Umfassende Analysen entstehen in Echtzeit

Beim Process Mining wird dieses Verfahren nicht nur auf bestimmte Datenbestände, sondern auf komplette Geschäftsprozesse angewendet. Alle auftretenden Ereignisse, die sogenannten Events, werden in chronologischer Reihenfolge miteinander verknüpft und im Event Log, einer Art Protokoll des Ablaufs, abgebildet. Eine Process-Mining-Lösung visualisiert damit die Prozessschritte in Form von Grafiken und Diagrammen und analysiert sie in Echtzeit. Möglich ist zudem, sich diverse theoretische Versionen eines Geschäftsablaufs anzeigen zu lassen, um dann die optimale Variante auszuwählen.

Auf diese Weise gewinnen Unternehmen wichtige Erkenntnisse zu Schwachstellen in den Abläufen – etwa im Blick auf Produktivitätsverluste im Ablauf oder Verbesserungspotenziale – und können im Sinne von mehr Kosteneffizienz Prozesse entsprechend verbessern und beschleunigen. Beispiel Kaufprozess: Es lässt sich bei einer Artikelbestellung anhand der allokierten Daten rekonstruieren, ob und wie oft ein Kunde zum Angebot zurückspringt, bevor er den Kauf abschließt oder unter Umständen sogar abbricht. In einem nächsten Schritt können dann die Gründe extrapoliert werden, warum der Kunde sich an welcher Stelle im Kaufprozess wie verhalten hat, mögliche Klippen identifiziert und der Kaufprozess am Ende so gestaltet, dass er für beide Seiten so optimal wie möglich ist.

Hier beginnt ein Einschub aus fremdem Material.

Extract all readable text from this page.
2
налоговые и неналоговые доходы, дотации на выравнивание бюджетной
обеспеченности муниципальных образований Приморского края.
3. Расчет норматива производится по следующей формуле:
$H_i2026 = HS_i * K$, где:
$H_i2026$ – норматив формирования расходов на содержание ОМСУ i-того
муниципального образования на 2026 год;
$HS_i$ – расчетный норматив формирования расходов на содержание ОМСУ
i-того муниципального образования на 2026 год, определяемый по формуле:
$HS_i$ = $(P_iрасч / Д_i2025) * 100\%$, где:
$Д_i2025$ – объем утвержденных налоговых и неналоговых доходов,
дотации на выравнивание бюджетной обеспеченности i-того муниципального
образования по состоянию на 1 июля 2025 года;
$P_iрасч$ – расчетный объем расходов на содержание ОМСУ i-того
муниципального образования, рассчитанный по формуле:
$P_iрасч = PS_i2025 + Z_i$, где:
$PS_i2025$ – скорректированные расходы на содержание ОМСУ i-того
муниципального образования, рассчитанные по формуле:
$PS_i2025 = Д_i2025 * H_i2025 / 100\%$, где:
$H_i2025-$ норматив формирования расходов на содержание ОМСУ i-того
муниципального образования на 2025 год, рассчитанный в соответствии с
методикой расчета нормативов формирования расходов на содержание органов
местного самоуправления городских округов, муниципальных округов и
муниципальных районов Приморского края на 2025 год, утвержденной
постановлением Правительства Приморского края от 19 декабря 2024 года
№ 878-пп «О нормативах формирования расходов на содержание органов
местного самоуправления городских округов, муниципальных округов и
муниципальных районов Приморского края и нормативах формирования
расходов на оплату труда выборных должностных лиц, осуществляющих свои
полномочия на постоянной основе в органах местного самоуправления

Verknüpfung von Prozess- und Unternehmensdaten

Eine wichtige Rolle beim Process-Mining spielt das ERP-System als zentrale Integrationsplattform für sämtliche Unternehmensdaten und -anwendungen – etwa aus Abteilungen wie Einkauf, Produktion, Vertrieb und Kundenservice. Wird beispielsweise die Auftragsabwicklung analysiert, sollten die Ereignisdaten dieses Prozesses mit den Transaktionsdaten aus dem ERP-System – also Informationen zu Angebotserstellung, Versand und Rechnungsverbuchung – verknüpft sein. Das fördert deutlich mehr Erkenntnisse zutage als bei der reinen Betrachtung der Ereignisdaten.

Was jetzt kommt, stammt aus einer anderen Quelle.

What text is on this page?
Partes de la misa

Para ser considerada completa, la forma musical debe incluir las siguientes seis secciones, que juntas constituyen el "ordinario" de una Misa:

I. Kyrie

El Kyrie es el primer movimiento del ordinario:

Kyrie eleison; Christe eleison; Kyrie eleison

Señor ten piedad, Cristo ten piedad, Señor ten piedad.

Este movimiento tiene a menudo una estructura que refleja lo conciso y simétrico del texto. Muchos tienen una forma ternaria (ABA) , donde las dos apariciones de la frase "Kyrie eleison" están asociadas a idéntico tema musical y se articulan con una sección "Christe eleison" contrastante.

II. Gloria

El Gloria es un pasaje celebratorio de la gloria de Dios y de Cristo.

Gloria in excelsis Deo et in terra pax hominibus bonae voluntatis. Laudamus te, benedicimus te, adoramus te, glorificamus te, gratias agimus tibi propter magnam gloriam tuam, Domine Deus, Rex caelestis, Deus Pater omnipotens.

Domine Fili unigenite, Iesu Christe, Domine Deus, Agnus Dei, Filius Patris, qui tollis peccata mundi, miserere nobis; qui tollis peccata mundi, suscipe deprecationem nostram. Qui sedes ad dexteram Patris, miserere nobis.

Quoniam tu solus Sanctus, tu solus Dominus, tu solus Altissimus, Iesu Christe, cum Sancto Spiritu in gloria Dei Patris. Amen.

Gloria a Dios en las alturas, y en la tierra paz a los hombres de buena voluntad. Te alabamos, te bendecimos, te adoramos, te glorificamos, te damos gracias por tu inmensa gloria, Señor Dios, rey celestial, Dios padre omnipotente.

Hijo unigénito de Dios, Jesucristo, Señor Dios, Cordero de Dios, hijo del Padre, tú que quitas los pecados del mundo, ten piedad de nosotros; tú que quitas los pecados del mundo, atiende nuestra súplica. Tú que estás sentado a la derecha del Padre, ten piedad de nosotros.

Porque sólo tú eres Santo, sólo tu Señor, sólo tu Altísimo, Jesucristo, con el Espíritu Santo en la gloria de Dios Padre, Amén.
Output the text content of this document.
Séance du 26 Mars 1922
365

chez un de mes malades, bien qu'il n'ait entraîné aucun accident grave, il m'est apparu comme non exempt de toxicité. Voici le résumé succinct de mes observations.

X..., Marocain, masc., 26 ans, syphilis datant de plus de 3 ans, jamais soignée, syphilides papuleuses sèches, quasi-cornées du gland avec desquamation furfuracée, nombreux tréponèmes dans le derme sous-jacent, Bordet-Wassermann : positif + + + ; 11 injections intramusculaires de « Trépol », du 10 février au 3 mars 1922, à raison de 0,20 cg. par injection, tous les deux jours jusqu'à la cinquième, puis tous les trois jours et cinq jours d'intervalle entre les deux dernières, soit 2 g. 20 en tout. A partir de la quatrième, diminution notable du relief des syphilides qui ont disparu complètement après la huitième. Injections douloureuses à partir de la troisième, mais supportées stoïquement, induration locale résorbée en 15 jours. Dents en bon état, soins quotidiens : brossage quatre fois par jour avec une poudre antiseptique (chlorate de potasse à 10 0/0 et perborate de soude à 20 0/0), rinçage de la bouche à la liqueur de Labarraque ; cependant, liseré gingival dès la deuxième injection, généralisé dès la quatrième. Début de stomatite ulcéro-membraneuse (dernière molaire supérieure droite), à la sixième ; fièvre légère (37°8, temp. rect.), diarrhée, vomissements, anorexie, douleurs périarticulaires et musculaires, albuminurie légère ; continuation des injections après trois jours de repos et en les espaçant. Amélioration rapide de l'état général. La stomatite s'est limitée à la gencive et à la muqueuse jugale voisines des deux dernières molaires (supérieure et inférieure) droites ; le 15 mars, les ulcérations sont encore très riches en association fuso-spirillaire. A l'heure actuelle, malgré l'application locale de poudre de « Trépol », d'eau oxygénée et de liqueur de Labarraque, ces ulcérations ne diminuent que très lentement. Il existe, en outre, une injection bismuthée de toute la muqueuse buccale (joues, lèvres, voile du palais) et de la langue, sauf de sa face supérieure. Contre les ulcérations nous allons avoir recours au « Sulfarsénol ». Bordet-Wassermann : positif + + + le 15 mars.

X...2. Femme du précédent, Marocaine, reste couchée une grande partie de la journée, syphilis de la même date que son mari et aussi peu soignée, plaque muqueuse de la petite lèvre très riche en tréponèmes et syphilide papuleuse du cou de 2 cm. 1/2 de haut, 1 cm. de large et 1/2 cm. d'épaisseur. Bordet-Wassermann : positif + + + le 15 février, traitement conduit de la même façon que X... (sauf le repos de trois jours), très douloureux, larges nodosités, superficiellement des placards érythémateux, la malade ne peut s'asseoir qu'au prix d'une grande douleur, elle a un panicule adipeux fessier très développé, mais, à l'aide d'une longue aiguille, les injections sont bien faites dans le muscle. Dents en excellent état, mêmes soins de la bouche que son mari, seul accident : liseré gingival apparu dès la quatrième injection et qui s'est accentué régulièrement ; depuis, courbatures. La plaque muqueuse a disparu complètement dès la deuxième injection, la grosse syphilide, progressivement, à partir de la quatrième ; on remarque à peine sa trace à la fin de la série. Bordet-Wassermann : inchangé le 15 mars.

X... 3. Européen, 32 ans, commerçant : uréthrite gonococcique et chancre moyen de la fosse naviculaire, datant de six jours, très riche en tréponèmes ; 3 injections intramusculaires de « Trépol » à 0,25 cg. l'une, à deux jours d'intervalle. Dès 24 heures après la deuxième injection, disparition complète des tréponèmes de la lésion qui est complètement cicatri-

So könnte eine beispielhafte Analyse von Lieferprozessen ablaufen: Wenn Unternehmen diese Aufgabe derart ganzheitlich angehen, werden sie nicht ausschließlich die Lieferzeiten untersuchen, um etwaigen Lieferverzögerungen auf die Spur zu kommen. Auch andere Transaktionsdaten, die in diesem Zusammenhang eine Rolle spielen, etwa verspätete Zahlungseingänge seitens der Kunden aufgrund der verzögerten Warenlieferung, fließen in die Analyse ein. Damit kann das Unternehmen auf einen Blick erkennen, ob und wie sich Lieferfriktionen auch auf seine Kostenstruktur und den aktuellen Cashflow auswirken.

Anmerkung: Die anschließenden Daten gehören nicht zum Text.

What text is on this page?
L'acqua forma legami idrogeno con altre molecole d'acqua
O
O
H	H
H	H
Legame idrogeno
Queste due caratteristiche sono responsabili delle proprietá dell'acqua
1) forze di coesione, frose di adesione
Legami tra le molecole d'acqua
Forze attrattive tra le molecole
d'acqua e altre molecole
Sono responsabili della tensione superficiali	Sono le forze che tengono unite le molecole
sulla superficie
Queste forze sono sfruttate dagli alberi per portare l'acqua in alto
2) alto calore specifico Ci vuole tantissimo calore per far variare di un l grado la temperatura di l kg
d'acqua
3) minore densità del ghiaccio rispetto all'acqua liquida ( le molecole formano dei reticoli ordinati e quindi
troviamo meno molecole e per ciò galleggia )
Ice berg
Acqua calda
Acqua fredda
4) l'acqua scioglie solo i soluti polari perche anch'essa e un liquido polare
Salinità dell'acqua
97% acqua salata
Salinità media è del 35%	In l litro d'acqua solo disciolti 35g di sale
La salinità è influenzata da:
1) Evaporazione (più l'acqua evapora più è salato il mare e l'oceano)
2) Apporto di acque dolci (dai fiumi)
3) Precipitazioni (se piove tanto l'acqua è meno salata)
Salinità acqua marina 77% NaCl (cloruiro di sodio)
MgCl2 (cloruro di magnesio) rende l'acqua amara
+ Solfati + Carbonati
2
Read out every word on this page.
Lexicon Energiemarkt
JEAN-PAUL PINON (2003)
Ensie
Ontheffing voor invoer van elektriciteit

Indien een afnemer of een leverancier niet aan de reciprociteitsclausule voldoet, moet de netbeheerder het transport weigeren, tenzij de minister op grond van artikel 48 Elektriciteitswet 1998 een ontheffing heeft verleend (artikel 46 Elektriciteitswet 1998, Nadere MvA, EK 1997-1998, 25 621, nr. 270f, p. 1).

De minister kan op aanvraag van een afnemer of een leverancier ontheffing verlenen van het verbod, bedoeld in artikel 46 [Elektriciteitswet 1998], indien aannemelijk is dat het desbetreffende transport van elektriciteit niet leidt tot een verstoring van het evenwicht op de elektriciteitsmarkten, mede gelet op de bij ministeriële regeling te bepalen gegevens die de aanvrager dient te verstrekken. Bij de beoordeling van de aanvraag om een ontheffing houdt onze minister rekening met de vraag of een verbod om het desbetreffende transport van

Geeignet für viele Unternehmensabläufe

Auch in anderen Bereichen kann Process Mining bei der Aussteuerung betrieblicher Abläufe helfen. Dazu zählt zum Beispiel die Analyse von Bewerbungsverfahren im HR-Management. Oder: Über die Auswertung der im CRM-System erfassten Reaktionszeiten im Kundenservice lassen sich ebenfalls nützliche Erkenntnisse gewinnen und Optimierungspotenziale aufzeigen. Generell gilt: Je reibungsloser ein Betrieb seine Abläufe gestalten kann, desto mehr Potenziale für Automatisierung werden sich auch erschließen. Gleichzeitig dürfte damit zudem die prozessuale Fehlerrate spürbar sinken.

Entscheidend ist eine hohe Datenqualität

Damit eingehende Prozessanalysen auch die intendierten Erfolge zeitigen, braucht es zunächst digitalisierte Abläufe, um überhaupt an die dafür benötigten Daten zu kommen. Wichtig ist zudem, dass diese auch von ausreichender Qualität sind. Konkret heißt das: Die Daten müssen aktuell, vollständig, eindeutig, genau und konsistent sein. Andernfalls ist die Gefahr groß, dass es zu Verzerrungen in den Analyseergebnissen kommt.

Allerdings ist es für viele Unternehmen nach wie vor herausfordernd, die Qualität ihrer Daten auch tatsächlich sicherzustellen. In Anbetracht unaufhaltsam anwachsender Datenmengen sind mangelnde Kapazitäten für eine professionelle Datenpflege und -strukturierung bei den Verantwortlichen einer der Hauptgründe dafür. Typische Beispiele für ‚Dirty Data‘ sind Dubletten, die etwa auf das erneute Anlegen eines systemseitig bereits erfassten Kunden zurückzuführen sind, sowie sogenannte ‚Karteileichen‘, also Artikel, die seit Jahren nicht mehr zum Sortiment gehören, aber nie aus dem System entfernt wurden.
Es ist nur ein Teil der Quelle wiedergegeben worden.